Alatriste regardait autour de lui.

— Pour notre affaire, j’ai besoin de gens de confiance… Pas des spadassins de comédie, mais de fines lames triées sur le volet. Qui ne soient pas du genre à pousser la chansonnette devant un greffier.

Jaqueta hocha affirmativement la tête d’un air entendu.

— Combien ?

— Une bonne douzaine, voilà ce qu’il me faut.

— L’affaire est d’importance, ce me semble.

— Vous n’imaginez quand même pas que je suis parti à pareille pêche aux requins pour trucider une petite vieille.

— Je m’en charge. Les risques sont grands ?

— Raisonnables.

Songeur, le fier-à-bras plissait le front.

— Ici, presque tout n’est que carogne, dit-il. La plupart ne sont bons qu’à couper les oreilles à des manchots ou à rouer leurs ribaudes de coups de ceinturon quand il manque cinq réaux au compte de la journée…

Il indiqua discrètement un homme de son groupe.

Celui-là pourrait nous convenir. Il se nomme Sangonera et a été aussi soldat. Méchant, bonne main, et pieds meilleurs encore… Je connais également un mulâtre qui s’abrite à l’église San Salvador : un certain Campuzano, solide et très discret, à qui on a voulu, il y a six mois, attribuer une mort, laquelle certes ne revenait qu’à lui et à quelques autres, et qui a supporté sans broncher quatre tours de corde, car il est de ceux qui savent que toute faiblesse de la langue se paye du garrot.

— Sage prudence, confirma Alatriste.

— Et puis, poursuivit Jaqueta philosophe, non ou oui, c’est le même nombre de lettres.

— Le même.

Alatriste regarda l’homme de la petite bande, assis près du mur.
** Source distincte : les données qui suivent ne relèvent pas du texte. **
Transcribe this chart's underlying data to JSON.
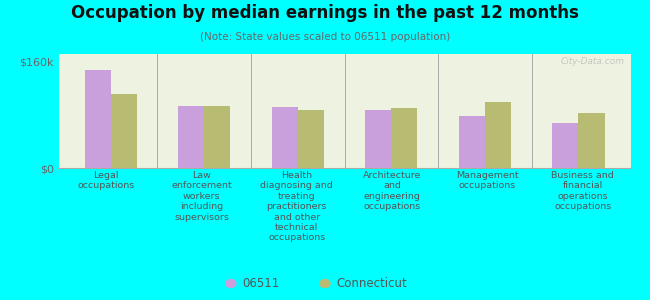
{
  "title": "Occupation by median earnings in the past 12 months",
  "subtitle": "(Note: State values scaled to 06511 population)",
  "background_color": "#00FFFF",
  "plot_bg_color": "#eef2e0",
  "categories": [
    "Legal\noccupations",
    "Law\nenforcement\nworkers\nincluding\nsupervisors",
    "Health\ndiagnosing and\ntreating\npractitioners\nand other\ntechnical\noccupations",
    "Architecture\nand\nengineering\noccupations",
    "Management\noccupations",
    "Business and\nfinancial\noperations\noccupations"
  ],
  "values_06511": [
    148000,
    94000,
    92000,
    88000,
    78000,
    68000
  ],
  "values_connecticut": [
    112000,
    93000,
    87000,
    90000,
    100000,
    83000
  ],
  "color_06511": "#c9a0dc",
  "color_connecticut": "#b8bc72",
  "ylim": [
    0,
    172000
  ],
  "yticks": [
    0,
    160000
  ],
  "ytick_labels": [
    "$0",
    "$160k"
  ],
  "legend_06511": "06511",
  "legend_connecticut": "Connecticut",
  "bar_width": 0.28,
  "watermark": "City-Data.com"
}
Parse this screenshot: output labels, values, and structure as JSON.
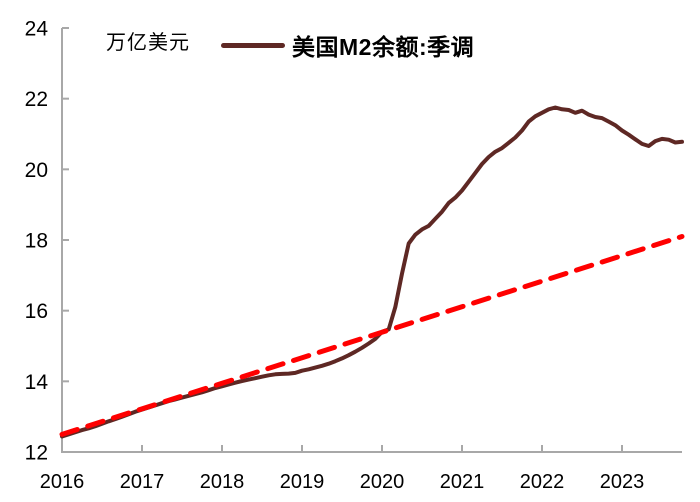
{
  "chart_data": {
    "type": "line",
    "title": "",
    "unit_label": "万亿美元",
    "grid": false,
    "legend_position": "top-center",
    "x_axis": {
      "min": 2016,
      "max": 2023.75,
      "ticks": [
        2016,
        2017,
        2018,
        2019,
        2020,
        2021,
        2022,
        2023
      ]
    },
    "y_axis": {
      "min": 12,
      "max": 24,
      "ticks": [
        12,
        14,
        16,
        18,
        20,
        22,
        24
      ]
    },
    "axis_color": "#a8a8a8",
    "text_color": "#000000",
    "series": [
      {
        "name": "美国M2余额:季调",
        "type": "line",
        "style": "solid",
        "color": "#5e2824",
        "x_start": 2016,
        "x_step_years": 0.0833333,
        "frequency": "monthly",
        "values": [
          12.44,
          12.5,
          12.56,
          12.62,
          12.67,
          12.73,
          12.8,
          12.87,
          12.93,
          13.0,
          13.07,
          13.14,
          13.2,
          13.26,
          13.32,
          13.38,
          13.44,
          13.49,
          13.54,
          13.59,
          13.64,
          13.69,
          13.75,
          13.81,
          13.86,
          13.91,
          13.96,
          14.01,
          14.05,
          14.09,
          14.13,
          14.17,
          14.2,
          14.21,
          14.22,
          14.24,
          14.3,
          14.34,
          14.39,
          14.44,
          14.5,
          14.57,
          14.65,
          14.74,
          14.84,
          14.95,
          15.07,
          15.2,
          15.4,
          15.47,
          16.1,
          17.05,
          17.9,
          18.15,
          18.3,
          18.4,
          18.6,
          18.8,
          19.05,
          19.2,
          19.4,
          19.65,
          19.9,
          20.15,
          20.35,
          20.5,
          20.6,
          20.75,
          20.9,
          21.1,
          21.35,
          21.5,
          21.6,
          21.7,
          21.75,
          21.7,
          21.68,
          21.6,
          21.66,
          21.55,
          21.48,
          21.45,
          21.35,
          21.25,
          21.1,
          20.98,
          20.85,
          20.72,
          20.66,
          20.8,
          20.86,
          20.84,
          20.76,
          20.78
        ]
      }
    ],
    "trend_line": {
      "style": "dashed",
      "color": "#ff0000",
      "points": [
        [
          2016.0,
          12.5
        ],
        [
          2023.75,
          18.1
        ]
      ]
    }
  }
}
Il réfléchissait.

— Va pour ce Sangonera, dit-il enfin, si vous me le recommandez et si sa conversation me convainc… Je jetterai aussi un coup d’œil au mulâtre, mais j’ai besoin de plus de monde.

Jaqueta fit mine de chercher dans sa mémoire.

— Il y a encore quelques bons camarades à Séville, comme Ginesillo le Mignon ou Guzmán Ramirez, qui sont gens de grand sang-froid… Vous vous souvenez sûrement de Ginesillo, il a expédié un argousin qui l’avait traité publiquement de sodomite, il y a dix ou quinze ans, à l’époque où vous honoriez ces lieux de votre présence.

— Je me souviens du Mignon, confirma Alatriste.

— Alors vous vous souviendrez aussi qu’il a subi trois fois les brodequins sans hausser un sourcil plus haut que l’autre ni lâcher un mot.

— Il est étonnant qu’ils ne l’aient point mis à rôtir, comme c’est leur habitude. Jaqueta éclata de rire.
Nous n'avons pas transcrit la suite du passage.